Receding horizon motion planning for multi-rotor with point cloud environment

Abstract

This paper proposes a collision-free receding horizon motion planning for a fixed-altitude maneuvering multi-rotor platform with point cloud obstacle environment, based on model predictive control(MPC). Obstacles surrounding multi-rotor is assumed to given as the 3D point cloud form detected with 3D scanning sensors such as stereo vision sensor or LIDAR(Light Detection and Ranging) sensor. Considering fixed-altitude flight, 2D point cloud information is extracted from the given 3D point cloud information. To reduce the number of constraints on obstacles while maintaining the obstacle structure, 2D point cloud obstacles are clustered into several groups with DBSCAN(Density-Based Spatial Clustering of Applications with Noise) algorithm and polygonized by selecting the verticies to contain all of the points in each clusters. Complete reference path with the obstacle avoidance is generated with Voronoi diagram and Dijkstra algorithm to reach the target from the current position. Receding horizon motion planning is performed based on model predictive control by iteratively solving constrained optimization problems numerically to generate the path and the force commands within the prediction horizon considering the constraints such as dynamics, current states, hardware specifications, reference path, and the surrounding obstacles.

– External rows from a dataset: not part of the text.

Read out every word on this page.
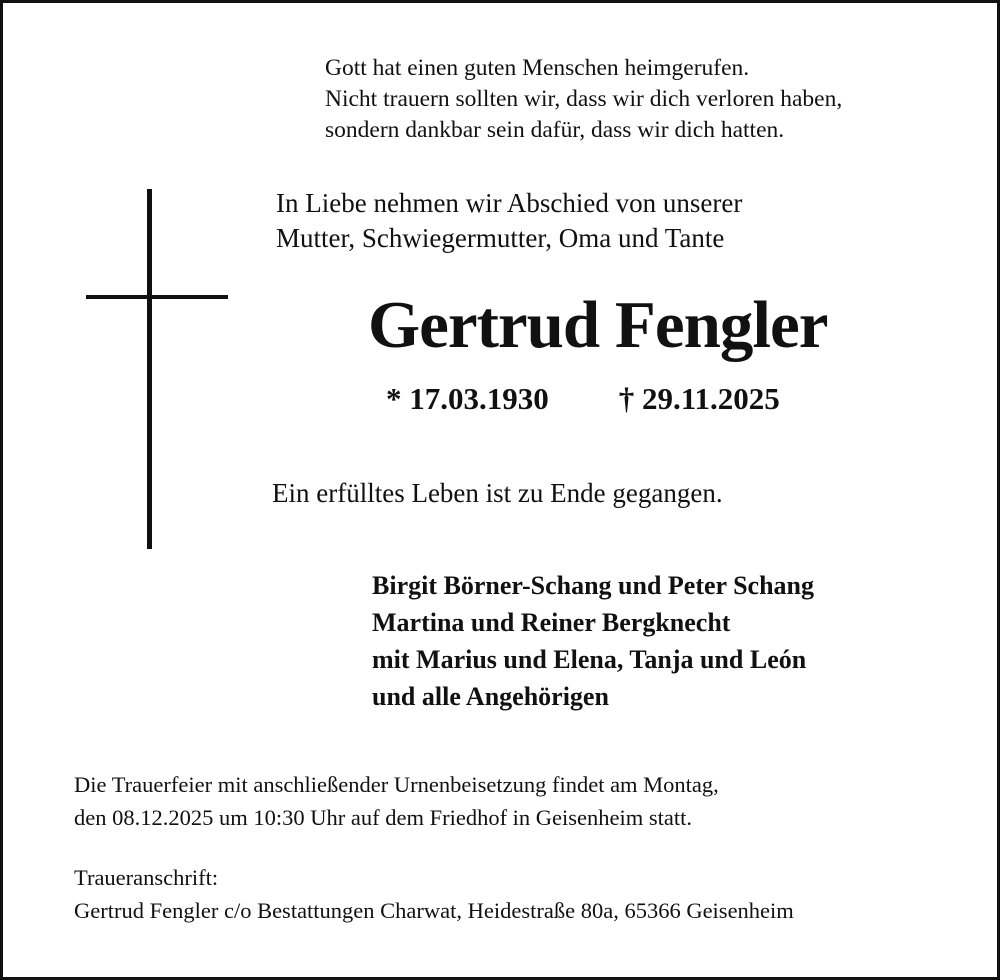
Gott hat einen guten Menschen heimgerufen.
Nicht trauern sollten wir, dass wir dich verloren haben,
sondern dankbar sein dafür, dass wir dich hatten.
In Liebe nehmen wir Abschied von unserer
Mutter, Schwiegermutter, Oma und Tante
Gertrud Fengler
* 17.03.1930 † 29.11.2025
Ein erfülltes Leben ist zu Ende gegangen.
Birgit Börner-Schang und Peter Schang
Martina und Reiner Bergknecht
mit Marius und Elena, Tanja und León
und alle Angehörigen
Die Trauerfeier mit anschließender Urnenbeisetzung findet am Montag,
den 08.12.2025 um 10:30 Uhr auf dem Friedhof in Geisenheim statt.
Traueranschrift:
Gertrud Fengler c/o Bestattungen Charwat, Heidestraße 80a, 65366 Geisenheim
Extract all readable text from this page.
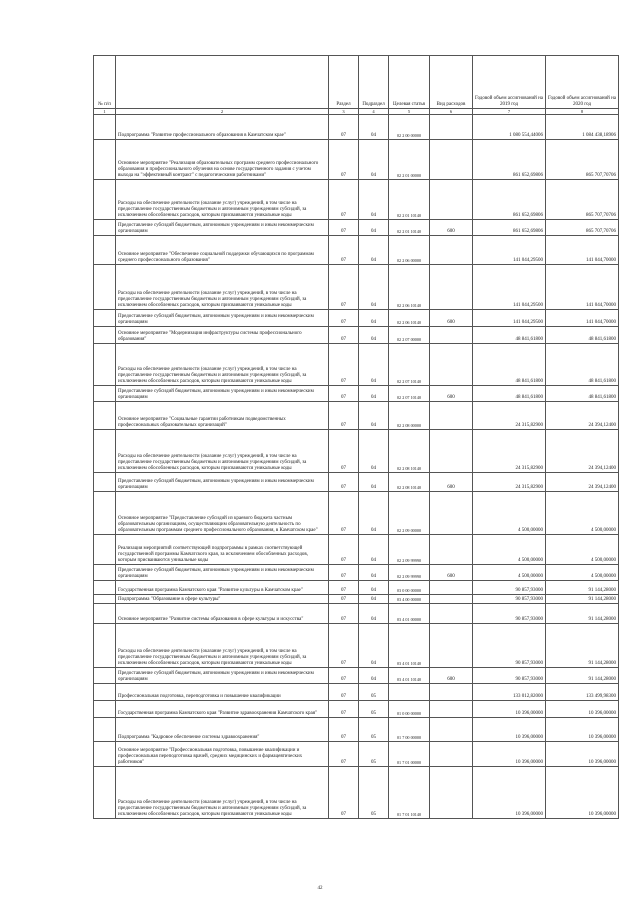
№ п/п		Раздел	Подраздел	Целевая статья	Вид расходов	Годовой объем ассигнований на 2019 год	Годовой объем ассигнований на 2020 год
1	2	3	4	5	6	7	8
	Подпрограмма "Развитие профессионального образования в Камчатском крае"	07	04	02 2 00 00000		1 080 554,44006	1 084 438,18906
	Основное мероприятие "Реализация образовательных программ среднего профессионального образования и профессионального обучения на основе государственного задания с учетом выхода на "эффективный контракт" с педагогическими работниками"	07	04	02 2 01 00000		861 652,69806	865 707,70706
	Расходы на обеспечение деятельности (оказание услуг) учреждений, в том числе на предоставление государственным бюджетным и автономным учреждениям субсидий, за исключением обособленных расходов, которым присваиваются уникальные коды	07	04	02 2 01 10140		861 652,69806	865 707,70706
	Предоставление субсидий бюджетным, автономным учреждениям и иным некоммерческим организациям	07	04	02 2 01 10140	600	861 652,69806	865 707,70706
	Основное мероприятие "Обеспечение социальной поддержки обучающихся по программам среднего профессионального образования"	07	04	02 2 06 00000		141 044,29500	141 044,70000
	Расходы на обеспечение деятельности (оказание услуг) учреждений, в том числе на предоставление государственным бюджетным и автономным учреждениям субсидий, за исключением обособленных расходов, которым присваиваются уникальные коды	07	04	02 2 06 10140		141 044,29500	141 044,70000
	Предоставление субсидий бюджетным, автономным учреждениям и иным некоммерческим организациям	07	04	02 2 06 10140	600	141 044,29500	141 044,70000
	Основное мероприятие "Модернизация инфраструктуры системы профессионального образования"	07	04	02 2 07 00000		48 841,61800	48 841,61800
	Расходы на обеспечение деятельности (оказание услуг) учреждений, в том числе на предоставление государственным бюджетным и автономным учреждениям субсидий, за исключением обособленных расходов, которым присваиваются уникальные коды	07	04	02 2 07 10140		48 841,61800	48 841,61800
	Предоставление субсидий бюджетным, автономным учреждениям и иным некоммерческим организациям	07	04	02 2 07 10140	600	48 841,61800	48 841,61800
	Основное мероприятие "Социальные гарантии работникам подведомственных профессиональных образовательных организаций"	07	04	02 2 08 00000		24 315,82900	24 394,12400
	Расходы на обеспечение деятельности (оказание услуг) учреждений, в том числе на предоставление государственным бюджетным и автономным учреждениям субсидий, за исключением обособленных расходов, которым присваиваются уникальные коды	07	04	02 2 08 10140		24 315,82900	24 394,12400
	Предоставление субсидий бюджетным, автономным учреждениям и иным некоммерческим организациям	07	04	02 2 08 10140	600	24 315,82900	24 394,12400
	Основное мероприятие "Предоставление субсидий из краевого бюджета частным образовательным организациям, осуществляющим образовательную деятельность по образовательным программам среднего профессионального образования, в Камчатском крае"	07	04	02 2 09 00000		4 500,00000	4 500,00000
	Реализация мероприятий соответствующей подпрограммы в рамках соответствующей государственной программы Камчатского края, за исключением обособленных расходов, которым присваиваются уникальные коды	07	04	02 2 09 99990		4 500,00000	4 500,00000
	Предоставление субсидий бюджетным, автономным учреждениям и иным некоммерческим организациям	07	04	02 2 09 99990	600	4 500,00000	4 500,00000
	Государственная программа Камчатского края "Развитие культуры в Камчатском крае"	07	04	03 0 00 00000		90 857,93000	91 144,28000
	Подпрограмма "Образование в сфере культуры"	07	04	03 4 00 00000		90 857,93000	91 144,28000
	Основное мероприятие "Развитие системы образования в сфере культуры и искусства"	07	04	03 4 01 00000		90 857,93000	91 144,28000
	Расходы на обеспечение деятельности (оказание услуг) учреждений, в том числе на предоставление государственным бюджетным и автономным учреждениям субсидий, за исключением обособленных расходов, которым присваиваются уникальные коды	07	04	03 4 01 10140		90 857,93000	91 144,28000
	Предоставление субсидий бюджетным, автономным учреждениям и иным некоммерческим организациям	07	04	03 4 01 10140	600	90 857,93000	91 144,28000
	Профессиональная подготовка, переподготовка и повышение квалификации	07	05			133 012,82000	133 499,98300
	Государственная программа Камчатского края "Развитие здравоохранения Камчатского края"	07	05	01 0 00 00000		10 396,00000	10 396,00000
	Подпрограмма "Кадровое обеспечение системы здравоохранения"	07	05	01 7 00 00000		10 396,00000	10 396,00000
	Основное мероприятие "Профессиональная подготовка, повышение квалификации и профессиональная переподготовка врачей, средних медицинских и фармацевтических работников"	07	05	01 7 01 00000		10 396,00000	10 396,00000
	Расходы на обеспечение деятельности (оказание услуг) учреждений, в том числе на предоставление государственным бюджетным и автономным учреждениям субсидий, за исключением обособленных расходов, которым присваиваются уникальные коды	07	05	01 7 01 10140		10 396,00000	10 396,00000
42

As a result of the receding horizon motion planning, sequence of path and force commands considering constraints within the prediction horizon and control horizon are created. With the suggested receding horizon motion planning, one integrated algorithm with sub-algorithms is provided to compute the predicted path and control sequences from the given point cloud environment. Moreover, the computation time is reduced compared with the entire path optimization, while the feasibility to reach the target position is guaranteed through the created safety region based on complete reference path and obstacle information.